Senior Fullstack Software Engineer
Distributed Systems · Enterprise Architecture · AI-Enabled Platforms
15+ years working on distributed systems, enterprise architecture, and platform modernization across cloud environments.
I have spent most of my career on established products with real scale problems. Systems processing millions of daily transactions, teams spread across multiple domains, and codebases carrying years of decisions that need careful untangling.
I work across the full stack but my focus is on architecture, platform engineering, and making sure the technical direction of a system matches where the business is going.
Backend
Frontend
Messaging and events
AI and LLMs
RAG Pipelines LLaMA 3.1 GPT-4o-mini AI Agents IoT
Vector and search
Vector Search Semantic Ranking Hybrid Search Embedding Pipelines
Data pipelines
LLM Orchestration Search Index Automation Document Ingestion
Relational databases
NoSQL and document
Cloud and DevOps
Observability
New Relic Splunk AppDynamics Application Insights Serilog Distributed Tracing
Distributed systems and architecture Breaking large systems into well-bounded services that teams can own and ship independently. The focus is always on reliability and operational simplicity, not just scale for its own sake.
Legacy modernization Taking monolithic platforms that have served their purpose and rebuilding them into something maintainable. This is less about technology choices and more about understanding domain boundaries and managing the transition without breaking what works.
AI integration Building RAG pipelines that connect document stores, search indexes, and LLMs into something genuinely useful. On one project this meant replacing a slow database-first document search with an Azure AI Search indexer across thousands of PDFs, then layering an LLM on top for summarization and chat. The interesting problems are rarely the model itself they are the ingestion pipeline, retrieval quality, and making the system behave predictably under real usage.

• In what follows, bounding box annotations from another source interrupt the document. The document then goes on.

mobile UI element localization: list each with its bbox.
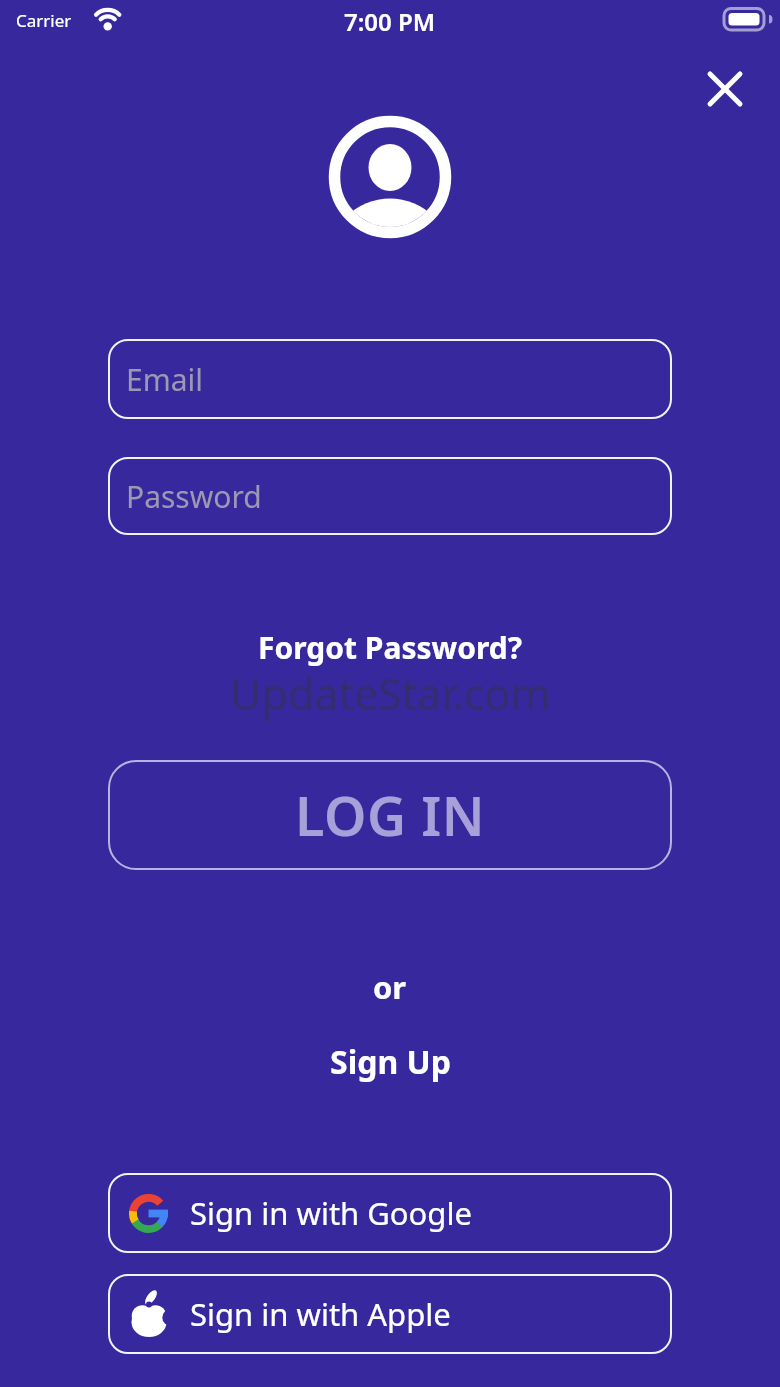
button[interactable]: Sign in with Google xyxy=(108,1173,672,1253)
staticText: UpdateStar.com xyxy=(230,664,551,723)
staticText: Sign in with Google xyxy=(190,1192,472,1234)
staticText: or xyxy=(373,966,407,1008)
staticText: LOG IN xyxy=(295,778,485,852)
button[interactable] xyxy=(700,64,750,114)
button[interactable]: Forgot Password? xyxy=(258,627,523,668)
staticText: Email xyxy=(126,359,204,400)
button[interactable]: Sign Up xyxy=(330,1040,451,1084)
staticText: Sign in with Apple xyxy=(190,1293,451,1335)
button[interactable]: LOG IN xyxy=(108,760,672,870)
button[interactable]: Sign in with Apple xyxy=(108,1274,672,1354)
staticText: Carrier xyxy=(16,9,72,32)
staticText: 7:00 PM xyxy=(344,5,436,38)
staticText: Password xyxy=(126,476,262,517)
button[interactable]: Password xyxy=(108,457,672,535)
button[interactable]: Email xyxy=(108,339,672,419)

Platform engineering and observability Building deployment infrastructure on Azure and AWS, and making sure systems are observable from day one. Structured logging, distributed tracing, and alerting that actually fires when something goes wrong.
Good systems are not just technically correct. They are easy to change, honest about their own health, and designed around how the business actually works rather than how engineers wish it did.
The decisions that matter most are usually made early, around boundaries, data ownership, and observability. Getting those right makes everything that follows considerably easier.
I have worked across fintech, real estate, e-commerce, manufacturing, and education. The domains are different but the problems tend to repeat.